Dibutuhkan pendidikan yang mencerahkan, lewat sebuah proses pendidikan yang diawaki guru yang tidak hanya mampu mengatakan (talking), juga menjelaskan (explain), memberi contoh (demonstrate), dan menginspirasi (inspiring). Guru yang menginspirasi bukanlah guru yang hanya berfokus pada bahan atau materi ajar, berpusat pada dirinya (guru), namun guru yang mampu berfokus pada peserta didik. Guru yang menginspirasi bukan hanya mengajar yaitu mentransfer ilmu pengetahuan atau menanamkan dogma. Guru transformatif adalah guru yang membangun nilai dan spirit kebaikan, produktifitas, berkarya untuk diri dan masyarakatnya. Guru yang membangun mindset positif.

Guru inspiratif bukan hanya membangun karakter satu atau dua peserta didik, ia membangun kebaikan massal, menebar rahmat bagi semesta alam. Pendidikan yang mencerahkan adalah pendidikan yang mengeluarkan manusia dari kegelapan pikir – kebodohan – keterbelakangan – kemiskinan, menuju dunia terang yang cerdas – berkarakter – produktif - berkarya untuk diri dan bangsa. Guru yang melaksanakan gerakan revolusi mental.

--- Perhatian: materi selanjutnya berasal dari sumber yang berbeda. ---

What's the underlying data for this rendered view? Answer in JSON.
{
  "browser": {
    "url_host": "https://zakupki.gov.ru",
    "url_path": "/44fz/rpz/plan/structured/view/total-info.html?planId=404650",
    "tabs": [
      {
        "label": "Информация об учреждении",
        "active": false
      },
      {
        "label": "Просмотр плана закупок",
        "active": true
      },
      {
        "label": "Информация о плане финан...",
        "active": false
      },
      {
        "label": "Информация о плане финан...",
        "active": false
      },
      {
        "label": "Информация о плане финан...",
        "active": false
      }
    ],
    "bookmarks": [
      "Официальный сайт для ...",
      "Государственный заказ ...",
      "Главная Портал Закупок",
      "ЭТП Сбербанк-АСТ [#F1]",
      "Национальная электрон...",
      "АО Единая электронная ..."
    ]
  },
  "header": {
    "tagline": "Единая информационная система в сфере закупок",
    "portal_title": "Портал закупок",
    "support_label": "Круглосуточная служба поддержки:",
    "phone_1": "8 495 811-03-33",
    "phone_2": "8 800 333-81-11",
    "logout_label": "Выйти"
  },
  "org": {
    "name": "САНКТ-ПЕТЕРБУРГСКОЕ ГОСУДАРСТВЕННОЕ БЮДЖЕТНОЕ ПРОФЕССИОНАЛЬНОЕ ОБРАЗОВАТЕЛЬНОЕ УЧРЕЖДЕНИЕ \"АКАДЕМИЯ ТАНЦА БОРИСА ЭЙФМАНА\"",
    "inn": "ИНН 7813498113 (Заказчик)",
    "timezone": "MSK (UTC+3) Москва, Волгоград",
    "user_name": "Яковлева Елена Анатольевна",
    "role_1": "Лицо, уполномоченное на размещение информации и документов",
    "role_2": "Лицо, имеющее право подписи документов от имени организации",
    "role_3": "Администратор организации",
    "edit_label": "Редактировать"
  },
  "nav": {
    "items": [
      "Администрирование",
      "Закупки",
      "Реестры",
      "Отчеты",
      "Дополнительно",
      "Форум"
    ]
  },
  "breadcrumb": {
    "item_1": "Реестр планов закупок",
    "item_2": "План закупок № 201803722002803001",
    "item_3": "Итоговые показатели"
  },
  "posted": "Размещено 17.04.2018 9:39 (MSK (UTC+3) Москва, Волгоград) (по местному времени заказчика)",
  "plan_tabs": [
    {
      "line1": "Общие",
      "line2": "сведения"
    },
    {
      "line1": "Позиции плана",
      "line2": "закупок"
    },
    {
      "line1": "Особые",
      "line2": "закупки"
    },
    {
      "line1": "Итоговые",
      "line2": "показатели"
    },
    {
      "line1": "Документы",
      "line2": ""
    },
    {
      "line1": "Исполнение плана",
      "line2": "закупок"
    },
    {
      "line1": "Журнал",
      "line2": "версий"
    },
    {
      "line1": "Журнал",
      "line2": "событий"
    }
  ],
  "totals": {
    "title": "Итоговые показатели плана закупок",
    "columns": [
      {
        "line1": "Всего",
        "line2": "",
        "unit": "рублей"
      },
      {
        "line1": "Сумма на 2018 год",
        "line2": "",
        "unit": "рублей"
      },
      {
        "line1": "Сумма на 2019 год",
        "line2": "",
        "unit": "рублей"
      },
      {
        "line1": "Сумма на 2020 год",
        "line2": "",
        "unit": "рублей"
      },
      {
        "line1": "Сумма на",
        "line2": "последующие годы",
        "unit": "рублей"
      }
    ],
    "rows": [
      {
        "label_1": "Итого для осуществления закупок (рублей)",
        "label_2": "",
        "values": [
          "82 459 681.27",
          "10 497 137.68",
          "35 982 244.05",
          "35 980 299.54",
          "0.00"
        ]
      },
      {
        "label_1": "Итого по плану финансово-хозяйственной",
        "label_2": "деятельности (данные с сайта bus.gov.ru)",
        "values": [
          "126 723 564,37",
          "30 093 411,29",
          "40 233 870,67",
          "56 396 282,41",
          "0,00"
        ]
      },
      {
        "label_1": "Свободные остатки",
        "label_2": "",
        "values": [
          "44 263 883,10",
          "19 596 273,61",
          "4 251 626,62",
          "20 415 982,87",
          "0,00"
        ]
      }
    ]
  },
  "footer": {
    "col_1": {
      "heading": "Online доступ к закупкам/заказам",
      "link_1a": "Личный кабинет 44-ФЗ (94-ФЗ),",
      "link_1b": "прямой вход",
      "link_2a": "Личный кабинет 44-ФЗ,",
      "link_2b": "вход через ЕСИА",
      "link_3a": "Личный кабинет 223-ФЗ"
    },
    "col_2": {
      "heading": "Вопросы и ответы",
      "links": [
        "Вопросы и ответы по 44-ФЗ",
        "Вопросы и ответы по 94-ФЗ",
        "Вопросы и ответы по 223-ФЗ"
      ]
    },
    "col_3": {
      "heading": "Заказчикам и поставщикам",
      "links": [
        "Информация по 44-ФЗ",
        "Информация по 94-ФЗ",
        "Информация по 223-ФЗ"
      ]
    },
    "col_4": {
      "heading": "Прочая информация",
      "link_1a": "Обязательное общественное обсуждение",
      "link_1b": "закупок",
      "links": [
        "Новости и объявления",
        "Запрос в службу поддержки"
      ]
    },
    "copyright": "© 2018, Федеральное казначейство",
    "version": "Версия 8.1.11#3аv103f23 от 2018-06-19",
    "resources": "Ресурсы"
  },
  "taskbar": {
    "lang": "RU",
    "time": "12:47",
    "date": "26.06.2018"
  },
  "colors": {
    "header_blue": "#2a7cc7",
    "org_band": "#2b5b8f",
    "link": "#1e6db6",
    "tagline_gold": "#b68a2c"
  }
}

Guru inspiratif adalah guru yang dikaruniai hikmah (menguasai ilmu secara hakiki dan ma’rifat, bukan sekedar pengetahuan) dan mempunyai sikap hidup (pola pikir) syukur kepada Allah (S. Luqman : 6). Guru yang menjadi guru karena panggilan hati (vocation). Produktivitas kinerjanya melampaui standar (excellent) karena guru yang bersangkutan disamping disemangati panggilan hati, juga menghadirkan Tuhan di tempat kerja. Mendidik adalah sajadah panjang berhikmat kepada Tuhan dan berkhidmat kepada ciptaan mulianya, yaitu peserta didik.

Guru mencerahkan bekerja dengan kecintaan, kasih sayang. Jauh berbeda dengan guru yang bekerja sekedar karena bekerja untuk mencari nafkah (okupasi). Atau bahkan bukan sekedar membangun karier (profesi). Guru mencerahkan bekerja karena panggilan hati (vakasi). Kebaikan kepribadiannya mampu mengubah dan membangun karakter peserta didik.

Guru inspiratif bisa ada di rumah (orang tua), sekolah, dan masyarakat, tiga ranah dimana anak-anak membangun diri menjadi insan cerdas, mandiri, berbudi luhur, beriman dan bertaqwa.

Dirgahayu Hari Pendidikan Nasional, 2 Mei 2015.